CARNAVAL: a festa dos sonhos
Atualizado: 9 de mar. de 2020
29 de FEVEREIRO de 2020
Clarice Lispector
“Houve um carnaval diferente dos outros. Tão milagroso que eu não conseguia acreditar que tanto me fosse dado”.
Sim! Houve um carnaval diferente dos outros. Não um carnaval pintado por uma elite, moralista e conservadora, que se resume em folia e pecado, mas um carnaval de sonhos cujo encanto está em estender a corda do simbólico sobre o abismo do real que perturba e faz sofrer. O inesquecível bispo de Olinda, Dom Helder Câmara, dizia: Há pecados no carnaval, como há pecados na quaresma. Há excessos cometidos por foliões, assim como há o farisaísmo dos que se julgam santos, melhores que os outros, por não brincarem o carnaval.
Carnaval é tempo de festa!

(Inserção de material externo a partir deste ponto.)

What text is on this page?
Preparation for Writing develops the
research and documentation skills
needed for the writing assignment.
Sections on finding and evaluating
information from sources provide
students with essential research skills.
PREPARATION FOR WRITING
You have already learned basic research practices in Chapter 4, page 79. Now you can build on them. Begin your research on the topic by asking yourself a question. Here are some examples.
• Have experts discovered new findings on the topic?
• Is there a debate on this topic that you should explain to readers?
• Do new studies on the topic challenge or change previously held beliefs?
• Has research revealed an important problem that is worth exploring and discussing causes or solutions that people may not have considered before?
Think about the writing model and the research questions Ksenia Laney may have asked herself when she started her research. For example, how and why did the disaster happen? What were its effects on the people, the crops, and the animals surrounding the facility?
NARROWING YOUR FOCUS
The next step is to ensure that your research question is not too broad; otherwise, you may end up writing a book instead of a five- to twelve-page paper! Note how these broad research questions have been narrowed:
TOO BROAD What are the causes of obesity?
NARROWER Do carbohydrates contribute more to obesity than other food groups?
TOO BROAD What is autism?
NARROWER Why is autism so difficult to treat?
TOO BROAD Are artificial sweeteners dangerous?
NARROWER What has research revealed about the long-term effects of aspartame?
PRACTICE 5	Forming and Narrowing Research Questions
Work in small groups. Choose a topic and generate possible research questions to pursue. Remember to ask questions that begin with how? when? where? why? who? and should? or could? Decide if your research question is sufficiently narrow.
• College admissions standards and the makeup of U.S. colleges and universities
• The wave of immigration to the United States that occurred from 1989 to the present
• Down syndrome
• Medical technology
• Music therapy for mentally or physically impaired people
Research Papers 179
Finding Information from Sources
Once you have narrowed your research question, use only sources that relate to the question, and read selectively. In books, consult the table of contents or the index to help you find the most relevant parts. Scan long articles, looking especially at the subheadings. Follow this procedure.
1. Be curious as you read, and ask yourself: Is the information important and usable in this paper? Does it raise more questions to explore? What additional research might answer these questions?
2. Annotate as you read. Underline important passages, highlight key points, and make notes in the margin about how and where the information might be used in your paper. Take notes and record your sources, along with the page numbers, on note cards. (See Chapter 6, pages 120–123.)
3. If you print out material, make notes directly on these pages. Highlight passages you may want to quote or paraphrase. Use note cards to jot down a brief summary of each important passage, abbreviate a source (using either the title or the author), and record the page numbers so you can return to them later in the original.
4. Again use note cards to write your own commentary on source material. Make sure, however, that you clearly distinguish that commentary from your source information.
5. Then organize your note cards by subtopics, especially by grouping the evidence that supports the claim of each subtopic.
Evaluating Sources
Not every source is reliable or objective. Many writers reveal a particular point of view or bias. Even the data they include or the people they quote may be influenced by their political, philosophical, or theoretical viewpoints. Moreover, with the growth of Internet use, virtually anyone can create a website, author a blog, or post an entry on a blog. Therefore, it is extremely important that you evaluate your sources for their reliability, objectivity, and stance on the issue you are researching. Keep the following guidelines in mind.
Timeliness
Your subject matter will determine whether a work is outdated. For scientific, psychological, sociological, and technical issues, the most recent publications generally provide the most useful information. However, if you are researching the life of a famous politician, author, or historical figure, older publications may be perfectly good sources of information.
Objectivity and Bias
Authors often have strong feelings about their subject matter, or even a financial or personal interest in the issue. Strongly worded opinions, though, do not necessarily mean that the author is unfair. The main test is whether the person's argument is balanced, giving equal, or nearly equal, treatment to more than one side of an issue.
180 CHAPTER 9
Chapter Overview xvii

A Marquês do Sapucaí representa a alegria de todas as pessoas que por este Brasil se encantam com a chamada “festa da carne”. Só um espírito bom pode valorizar o corpo e sua vontade de dançar. Nietzsche se dizia ateu. Não podia acreditar num deus que não dança.
Este ano, além de sorrisos desprovidos de medo, vi olhares reflexivos e esperançosos. Eu diria, para aqueles que se retiraram em oração pelos pecadores, que algumas avenidas foram verdadeiros templos: mostraram a carne de Jesus: marginalizada, vítima de preconceitos, desempregada e vulnerável. Um jesus que clama por igualdade e justiça social.

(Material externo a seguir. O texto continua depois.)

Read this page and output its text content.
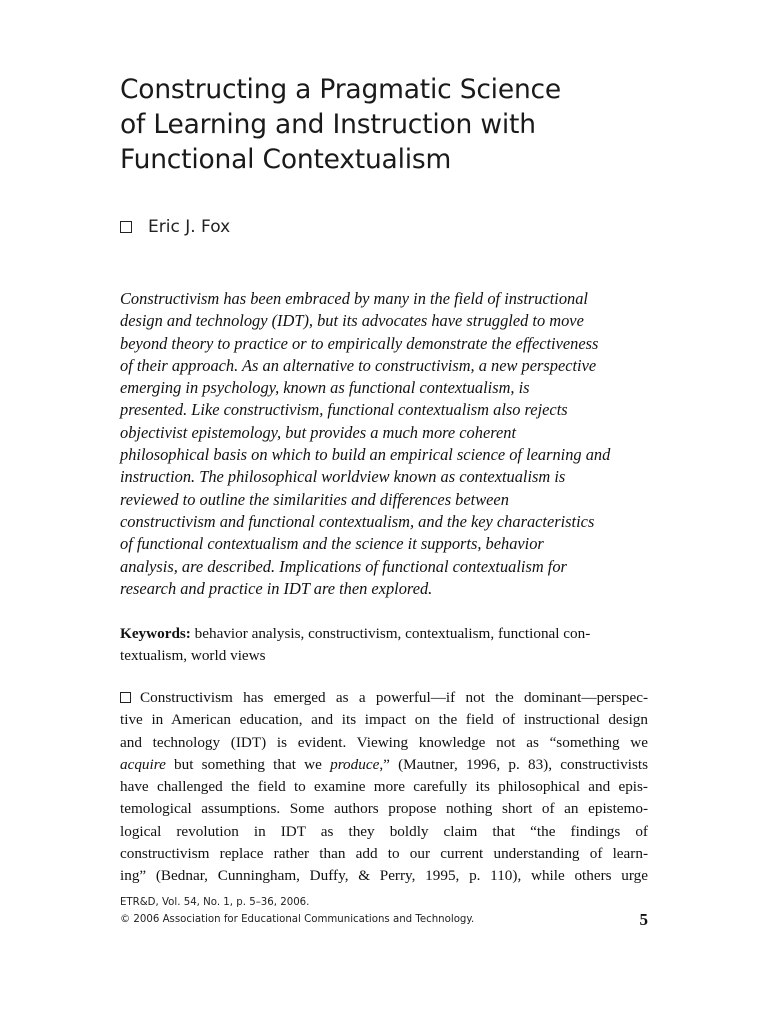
Constructing a Pragmatic Science
of Learning and Instruction with
Functional Contextualism
Eric J. Fox
Constructivism has been embraced by many in the field of instructional
design and technology (IDT), but its advocates have struggled to move
beyond theory to practice or to empirically demonstrate the effectiveness
of their approach. As an alternative to constructivism, a new perspective
emerging in psychology, known as functional contextualism, is
presented. Like constructivism, functional contextualism also rejects
objectivist epistemology, but provides a much more coherent
philosophical basis on which to build an empirical science of learning and
instruction. The philosophical worldview known as contextualism is
reviewed to outline the similarities and differences between
constructivism and functional contextualism, and the key characteristics
of functional contextualism and the science it supports, behavior
analysis, are described. Implications of functional contextualism for
research and practice in IDT are then explored.
Keywords: behavior analysis, constructivism, contextualism, functional con-
textualism, world views
Constructivism has emerged as a powerful—if not the dominant—perspec-
tive in American education, and its impact on the field of instructional design
and technology (IDT) is evident. Viewing knowledge not as “something we
acquire but something that we produce,” (Mautner, 1996, p. 83), constructivists
have challenged the field to examine more carefully its philosophical and epis-
temological assumptions. Some authors propose nothing short of an epistemo-
logical revolution in IDT as they boldly claim that “the findings of
constructivism replace rather than add to our current understanding of learn-
ing” (Bednar, Cunningham, Duffy, & Perry, 1995, p. 110), while others urge
ETR&D, Vol. 54, No. 1, p. 5–36, 2006.
© 2006 Association for Educational Communications and Technology.	5
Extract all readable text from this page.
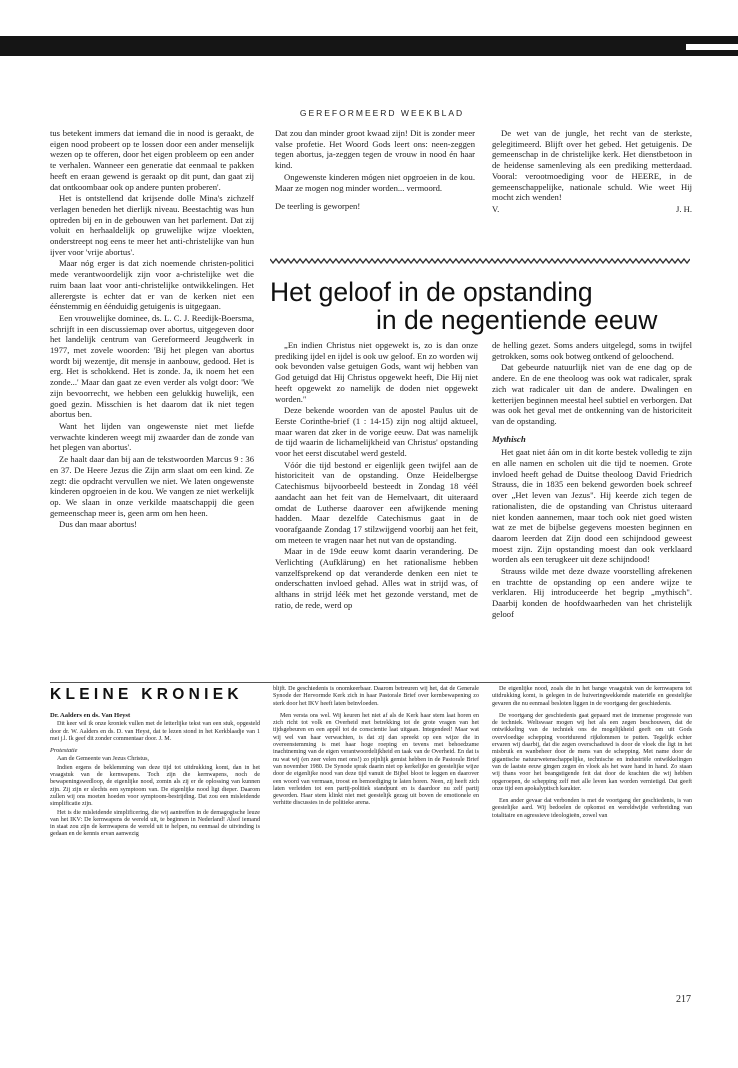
GEREFORMEERD WEEKBLAD

tus betekent immers dat iemand die in nood is geraakt, de eigen nood probeert op te lossen door een ander menselijk wezen op te offeren, door het eigen probleem op een ander te verhalen. Wanneer een generatie dat eenmaal te pakken heeft en eraan gewend is geraakt op dit punt, dan gaat zij dat ontkoombaar ook op andere punten proberen'.

Het is ontstellend dat krijsende dolle Mina's zichzelf verlagen beneden het dierlijk niveau. Beestachtig was hun optreden bij en in de gebouwen van het parlement. Dat zij voluit en herhaaldelijk op gruwelijke wijze vloekten, onderstreept nog eens te meer het anti-christelijke van hun ijver voor 'vrije abortus'.

Maar nóg erger is dat zich noemende christen-politici mede verantwoordelijk zijn voor a-christelijke wet die ruim baan laat voor anti-christelijke ontwikkelingen. Het allerergste is echter dat er van de kerken niet een éénstemmig en éénduidig getuigenis is uitgegaan.

Een vrouwelijke dominee, ds. L. C. J. Reedijk-Boersma, schrijft in een discussiemap over abortus, uitgegeven door het landelijk centrum van Gereformeerd Jeugdwerk in 1977, met zovele woorden: 'Bij het plegen van abortus wordt bij wezentje, dit mensje in aanbouw, gedood. Het is erg. Het is schokkend. Het is zonde. Ja, ik noem het een zonde...' Maar dan gaat ze even verder als volgt door: 'We zijn bevoorrecht, we hebben een gelukkig huwelijk, een goed gezin. Misschien is het daarom dat ik niet tegen abortus ben.

Want het lijden van ongewenste niet met liefde verwachte kinderen weegt mij zwaarder dan de zonde van het plegen van abortus'.

Ze haalt daar dan bij aan de tekstwoorden Marcus 9 : 36 en 37. De Heere Jezus die Zijn arm slaat om een kind. Ze zegt: die opdracht vervullen we niet. We laten ongewenste kinderen opgroeien in de kou. We vangen ze niet werkelijk op. We slaan in onze verkilde maatschappij die geen gemeenschap meer is, geen arm om hen heen.

Dus dan maar abortus!

Dat zou dan minder groot kwaad zijn! Dit is zonder meer valse profetie. Het Woord Gods leert ons: neen-zeggen tegen abortus, ja-zeggen tegen de vrouw in nood én haar kind.

Ongewenste kinderen mógen niet opgroeien in de kou. Maar ze mogen nog minder worden... vermoord.

De teerling is geworpen!

De wet van de jungle, het recht van de sterkste, gelegitimeerd. Blijft over het gebed. Het getuigenis. De gemeenschap in de christelijke kerk. Het dienstbetoon in de heidense samenleving als een prediking metterdaad. Vooral: verootmoediging voor de HEERE, in de gemeenschappelijke, nationale schuld. Wie weet Hij mocht zich wenden!

V.	J. H.

Het geloof in de opstanding
in de negentiende eeuw

„En indien Christus niet opgewekt is, zo is dan onze prediking ijdel en ijdel is ook uw geloof. En zo worden wij ook bevonden valse getuigen Gods, want wij hebben van God getuigd dat Hij Christus opgewekt heeft, Die Hij niet heeft opgewekt zo namelijk de doden niet opgewekt worden."

Deze bekende woorden van de apostel Paulus uit de Eerste Corinthe-brief (1 : 14-15) zijn nog altijd aktueel, maar waren dat zker in de vorige eeuw. Dat was namelijk de tijd waarin de lichamelijkheid van Christus' opstanding voor het eerst discutabel werd gesteld.

Vóór die tijd bestond er eigenlijk geen twijfel aan de historiciteit van de opstanding. Onze Heidelbergse Catechismus bijvoorbeeld besteedt in Zondag 18 véél aandacht aan het feit van de Hemelvaart, dit uiteraard omdat de Lutherse daarover een afwijkende mening hadden. Maar dezelfde Catechismus gaat in de voorafgaande Zondag 17 stilzwijgend voorbij aan het feit, om meteen te vragen naar het nut van de opstanding.

Maar in de 19de eeuw komt daarin verandering. De Verlichting (Aufklärung) en het rationalisme hebben vanzelfsprekend op dat veranderde denken een niet te onderschatten invloed gehad. Alles wat in strijd was, of althans in strijd léék met het gezonde verstand, met de ratio, de rede, werd op

de helling gezet. Soms anders uitgelegd, soms in twijfel getrokken, soms ook botweg ontkend of geloochend.

Dat gebeurde natuurlijk niet van de ene dag op de andere. En de ene theoloog was ook wat radicaler, sprak zich wat radicaler uit dan de andere. Dwalingen en ketterijen beginnen meestal heel subtiel en verborgen. Dat was ook het geval met de ontkenning van de historiciteit van de opstanding.

Mythisch

Het gaat niet áán om in dit korte bestek volledig te zijn en alle namen en scholen uit die tijd te noemen. Grote invloed heeft gehad de Duitse theoloog David Friedrich Strauss, die in 1835 een bekend geworden boek schreef over „Het leven van Jezus". Hij keerde zich tegen de rationalisten, die de opstanding van Christus uiteraard niet konden aannemen, maar toch ook niet goed wisten wat ze met de bijbelse gegevens moesten beginnen en daarom leerden dat Zijn dood een schijndood geweest moest zijn. Zijn opstanding moest dan ook verklaard worden als een terugkeer uit deze schijndood!

Strauss wilde met deze dwaze voorstelling afrekenen en trachtte de opstanding op een andere wijze te verklaren. Hij introduceerde het begrip „mythisch". Daarbij konden de hoofdwaarheden van het christelijk geloof

KLEINE KRONIEK
Dr. Aalders en ds. Van Heyst

Dit keer wil ik onze kroniek vullen met de letterlijke tekst van een stuk, opgesteld door dr. W. Aalders en ds. D. van Heyst, dat te lezen stond in het Kerkblaadje van 1 mei j.l. Ik geef dit zonder commentaar door. J. M.

Protestatie

Aan de Gemeente van Jezus Christus,

Indien ergens de beklemming van deze tijd tot uitdrukking komt, dan in het vraagstuk van de kernwapens. Toch zijn die kernwapens, noch de bewapeningswedloop, de eigenlijke nood, zomin als zij er de oplossing van kunnen zijn. Zij zijn er slechts een symptoom van. De eigenlijke nood ligt dieper. Daarom zullen wij ons moeten hoeden voor symptoom-bestrijding. Dat zou een misleidende simplificatie zijn.

Het is die misleidende simplificering, die wij aantreffen in de demagogische leuze van het IKV: De kernwapens de wereld uit, te beginnen in Nederland! Alsof iemand in staat zou zijn de kernwapens de wereld uit te helpen, nu eenmaal de uitvinding is gedaan en de kennis ervan aanwezig

blijft. De geschiedenis is onomkeerbaar. Daarom betreuren wij het, dat de Generale Synode der Hervormde Kerk zich in haar Pastorale Brief over kernbewapening zo sterk door het IKV heeft laten beïnvloeden.

Men versta ons wel. Wij keuren het niet af als de Kerk haar stem laat horen en zich richt tot volk en Overheid met betrekking tot de grote vragen van het tijdsgebeuren en een appèl tot de conscientie laat uitgaan. Integendeel! Maar wat wij wel van haar verwachten, is dat zij dan spreekt op een wijze die in overeenstemming is met haar hoge roeping en tevens met behoedzame inachtneming van de eigen verantwoordelijkheid en taak van de Overheid. En dat is nu wat wij (en zeer velen met ons!) zo pijnlijk gemist hebben in de Pastorale Brief van november 1980. De Synode sprak daarin niet op kerkelijke en geestelijke wijze door de eigenlijke nood van deze tijd vanuit de Bijbel bloot te leggen en daarover een woord van vermaan, troost en bemoediging te laten horen. Neen, zij heeft zich laten verleiden tot een partij-politiek standpunt en is daardoor nu zelf partij geworden. Haar stem klinkt niet met geestelijk gezag uit boven de emotionele en verhitte discussies in de politieke arena.

De eigenlijke nood, zoals die in het bange vraagstuk van de kernwapens tot uitdrukking komt, is gelegen in de huiveringwekkende materiële en geestelijke gevaren die nu eenmaal besloten liggen in de voortgang der geschiedenis.

De voortgang der geschiedenis gaat gepaard met de immense progressie van de techniek. Weliswaar mogen wij het als een zegen beschouwen, dat de ontwikkeling van de techniek ons de mogelijkheid geeft om uit Gods overvloedige schepping voortdurend rijkdommen te putten. Tegelijk echter ervaren wij daarbij, dat die zegen overschaduwd is door de vloek die ligt in het misbruik en wanbeheer door de mens van de schepping. Met name door de gigantische natuurwetenschappelijke, technische en industriële ontwikkelingen van de laatste eeuw gingen zegen én vloek als het ware hand in hand. Zo staan wij thans voor het beangstigende feit dat door de krachten die wij hebben opgeroepen, de schepping zelf met alle leven kan worden vernietigd. Dat geeft onze tijd een apokalyptisch karakter.

Een ander gevaar dat verbonden is met de voortgang der geschiedenis, is van geestelijke aard. Wij bedoelen de opkomst en wereldwijde verbreiding van totalitaire en agressieve ideologieën, zowel van

217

Houve um carnaval diferente dos outros e que, como Rubem Alves, nos fez pensar:
“A política, dentre todas as vocações, é a mais nobre e, dentre todas as profissões, é a mais vil”.
A beleza do enredo e das alegorias se aliou ao sentimento de que “a verdade nos faz livre”. Estética e ética deram-se as mãos. Excelentes aulas de história, política e religião. A Estação Primeira de Mangueira emocionou ao questionar as representações e uso da imagem de Cristo em favor do poder. Verdadeira aula de espiritualidade. A São Clemente abafou com o seu humor crítico à política atual do governo e a Vila Isabel emplacou denunciando a falta de cuidado com a natureza, os animais e os nativos. Outras escolas desmascararam o machismo, racismo e outras formas de preconceitos. Em São Paulo e Rio de Janeiro, a maioria das escolas abordaram temas que nos remetem ao comprometimento político e consciente face à tristeza e ao caos que atualmente a realidade nos apresenta. Nos motivaram a pensar uma nova sociedade onde é preciso por “um pouco de sonho na realidade dura da vida”, como bem dizia dom Helder.
Em São Paulo a escola Águia de Ouro foi esplêndida homenageando Paulo Freire, patrono da educação brasileira. Num momento em que o nosso “governo” ignora o saber, persegue professores e desmonta a educação gratuita e libertadora, a escola grita: “Viva Paulo Freire!” Pois é, aquele que o Jair chamou de “energúmeno” sem conhecer a sua maravilhosa obra: “Pedagogia do oprimido”. O apelo da escola faz pensar: educar para a consciência e não para o analfabetismo político e funcional. Emocionou com o refrão da música de Geraldo Vandré, perseguido e torturado pela Ditadura: “Quem sabe faz a hora, não espera acontecer”.
No Rio de Janeiro, no Sambódromo, a escola Unidos do Viradouro apresentou a história, a cultura dos cantos, as danças e a religiosidade das lavadeiras baianas na figura de Maria de Xingó. Uma reação ao machismo e ao racismo incentivado e cultivado por cultura da morte que desqualifica a mulher e ironiza a negritude. Revela a voz de muitas mulheres brasileiras que se sacrificam para o sustento de sua família: “Ó mãe, ensaboa mãe, ensaboa, pra depois quarar”.
Houve um carnaval diferente dos outros com reflexão e reação. Fomos surpreendidos com a notícia da convocação do governo Bolsonaro às ruas para o dia 15 de março. Devido às críticas e à baixa popularidade, ele pede aos bolsonaristas que saiam às ruas a seu favor, contra as oposições e o Congresso Nacional. Por que esta data? Lembra não só a manifestação popular pelo Impeachment de Dilma, mas também o dia da posse dos presidentes militares. O hóspede do planalto tem se revelado devoto do autoritarismo e da Ditadura Militar.
O carnaval pode ter pecados, mas não é pecado! Ele combina com política, trabalho, prazer, conhecimento, comércio, saber e religião. Nas palavras, atribuídas a Gandhi, pecado é uma “política sem princípios, riqueza sem trabalho, prazer sem consciência, conhecimento sem caráter, comércio sem moralidade, ciência sem humanidade e culto sem sacrifício”.